It seems we are living in the age of Tantalus.
Having angered the gods of Greek mythology, this once favored son was strung up so that food and drink were forever just beyond his reach. Doesn’t that sound exactly like the alleged spring weather we should be enjoying by now? What great sin did we commit to make springtime so elusive?
Equally beyond our grasp, in a country filled with people who recognize the values of common sense and compromise, is a set of politicians who will stop squabbling long enough to fix our broken economy. I know that normal April weather will assuredly come our way. I cannot say the same about a few good leaders who want to see Americans back at work.
More below the fold.
It has been 82 weeks since President Obama introduced his jobs package which was promptly bottled up by congressional Republicans. And Scott Walker’s 250,000 jobs pledge is now 117 weeks old and at least 186,300 jobs short. This doesn’t mean a high-priority Republican jobs plan at the federal or state levels is elusive, it means it is mythological.
Rather than work on jobs at the state level (real ones, we don’t need to revisit the fable of the imaginary mining jobs), the only news that came from the governor’s office this week was a report that we have now shelled out $850,000 in legal fees to defend his Act 10 assault on collective bargaining rights. Thanks to Justice Pat Roggensack’s five-to-one money advantage in her win over Ed Fallone this past week, Walker’s blank check from taxpayers probably won’t get much bigger before the conservative majority on the state Supreme Court decides the matter. This is good only because it might mean some money will eventually be left over for that elusive jobs promise somewhere on the governor’s to-do list, just past the latest round of national speaking engagements and fundraising for a potential presidential campaign.
It seemed like the only job that got the governor’s attention last week was for a circuit judge’s post in Dane County. For a second time, voters have tossed out Walker’s choice for a judicial vacancy. Walker responded by saying it might not “make a lot of sense to try and go through that appointment process.” Once it was pointed out to him that he wasn’t appearing “unintimidated” so much as “uninterested” in fulfilling the basic duties of his office, he backed down and showed a willingness to appoint retired judges to temporarily fill positions so that the court systems would not suffer from backlogs just because of a gubernatorial snit. The governor may finally understand that love from the voters of Dane County will never be in his grasp no matter how much money he spends or how many jobs kills or fails to create.

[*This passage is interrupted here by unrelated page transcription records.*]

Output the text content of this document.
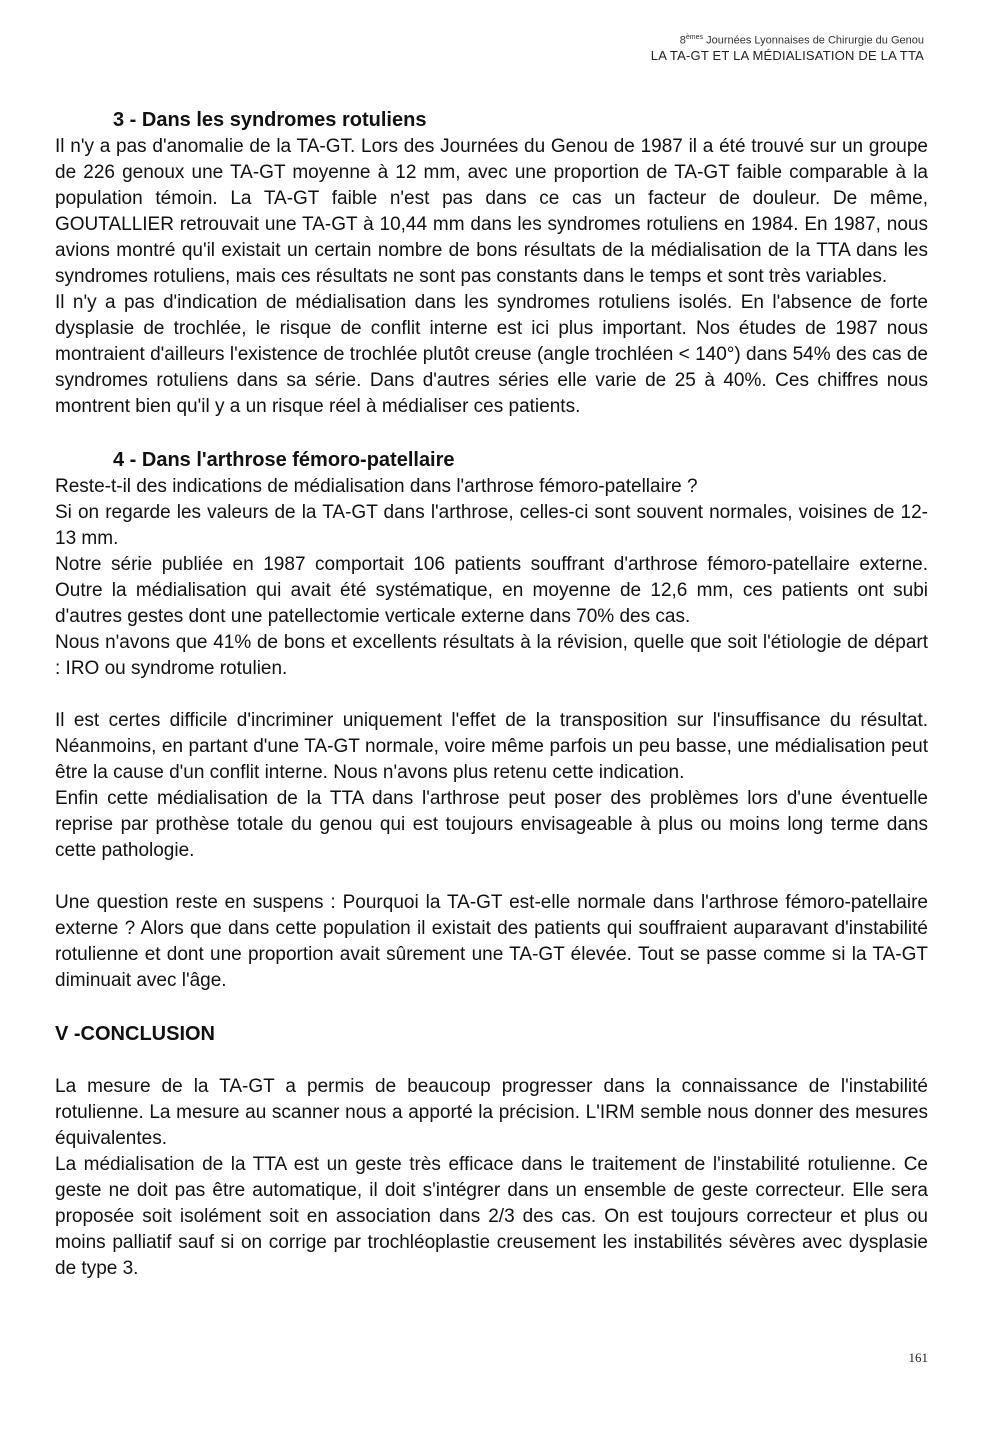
8èmes Journées Lyonnaises de Chirurgie du Genou
LA TA-GT ET LA MÉDIALISATION DE LA TTA
3 - Dans les syndromes rotuliens

Il n'y a pas d'anomalie de la TA-GT. Lors des Journées du Genou de 1987 il a été trouvé sur un groupe de 226 genoux une TA-GT moyenne à 12 mm, avec une proportion de TA-GT faible comparable à la population témoin. La TA-GT faible n'est pas dans ce cas un facteur de douleur. De même, GOUTALLIER retrouvait une TA-GT à 10,44 mm dans les syndromes rotuliens en 1984. En 1987, nous avions montré qu'il existait un certain nombre de bons résultats de la médialisation de la TTA dans les syndromes rotuliens, mais ces résultats ne sont pas constants dans le temps et sont très variables.

Il n'y a pas d'indication de médialisation dans les syndromes rotuliens isolés. En l'absence de forte dysplasie de trochlée, le risque de conflit interne est ici plus important. Nos études de 1987 nous montraient d'ailleurs l'existence de trochlée plutôt creuse (angle trochléen < 140°) dans 54% des cas de syndromes rotuliens dans sa série. Dans d'autres séries elle varie de 25 à 40%. Ces chiffres nous montrent bien qu'il y a un risque réel à médialiser ces patients.

4 - Dans l'arthrose fémoro-patellaire

Reste-t-il des indications de médialisation dans l'arthrose fémoro-patellaire ?

Si on regarde les valeurs de la TA-GT dans l'arthrose, celles-ci sont souvent normales, voisines de 12-13 mm.

Notre série publiée en 1987 comportait 106 patients souffrant d'arthrose fémoro-patellaire externe. Outre la médialisation qui avait été systématique, en moyenne de 12,6 mm, ces patients ont subi d'autres gestes dont une patellectomie verticale externe dans 70% des cas.

Nous n'avons que 41% de bons et excellents résultats à la révision, quelle que soit l'étiologie de départ : IRO ou syndrome rotulien.

Il est certes difficile d'incriminer uniquement l'effet de la transposition sur l'insuffisance du résultat. Néanmoins, en partant d'une TA-GT normale, voire même parfois un peu basse, une médialisation peut être la cause d'un conflit interne. Nous n'avons plus retenu cette indication.

Enfin cette médialisation de la TTA dans l'arthrose peut poser des problèmes lors d'une éventuelle reprise par prothèse totale du genou qui est toujours envisageable à plus ou moins long terme dans cette pathologie.

Une question reste en suspens : Pourquoi la TA-GT est-elle normale dans l'arthrose fémoro-patellaire externe ? Alors que dans cette population il existait des patients qui souffraient auparavant d'instabilité rotulienne et dont une proportion avait sûrement une TA-GT élevée. Tout se passe comme si la TA-GT diminuait avec l'âge.

V -CONCLUSION

La mesure de la TA-GT a permis de beaucoup progresser dans la connaissance de l'instabilité rotulienne. La mesure au scanner nous a apporté la précision. L'IRM semble nous donner des mesures équivalentes.

La médialisation de la TTA est un geste très efficace dans le traitement de l'instabilité rotulienne. Ce geste ne doit pas être automatique, il doit s'intégrer dans un ensemble de geste correcteur. Elle sera proposée soit isolément soit en association dans 2/3 des cas. On est toujours correcteur et plus ou moins palliatif sauf si on corrige par trochléoplastie creusement les instabilités sévères avec dysplasie de type 3.

161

Washington was quiet as lawmakers finished their Easter recess, but the noise returns with this week’s introduction of a White House budget to compete with Paul Ryan’s plan which could have come from the Easter Bunny for being based in so much imagination.
The Obama proposal will come in somewhere between Ryan’s fantasy of cutting government spending to 19 percent of gross domestic product and the Progressive Caucus budget that would grow government investment to 23 percent of GDP. My favorite read lately has been a Matt Miller essay on that slim difference: four cents on the national dollar separates sides screaming that any compromise would take down the republic.
Republicans, Miller notes, need to recognize that Ronald Reagan’s budgets spent an average 22 percent of GDP. The progressives spend just a penny more when we have twice as many people on Social Security and Medicare as in the Reagan years.
Miller calls on Democrats to "...take on Medicare’s crazy overspending, compared with that of other wealthy nations, and revisit Social Security’s automatic benefit hikes for new cohorts of retirees — ideas that are fiscally prudent and generationally just, yet anathema to progressives." He may have a point about tweaking Social Security’s automatic benefit hikes when so many new senior citizens are not relying on cat food because they are millionaires. But the Chained CPI proposal is hardly seen as a "tweak" by progressives who are right to be dubious of any deal where Republicans would be serious about coupling so-called "entitlement reform" with closing tax loopholes for the wealthiest households.
Still, it seems that somewhere in between 19 cents and 23 cents is a figure that can get the deficit lower, close those tax loopholes, protect the safety net and finally get national and state leaders back to the business of putting Americans back to work.
It seems so tantalizing until you see who’s in charge of the capitol buildings in Washington and Madison. A Memorial Day snowstorm seems more likely than ever.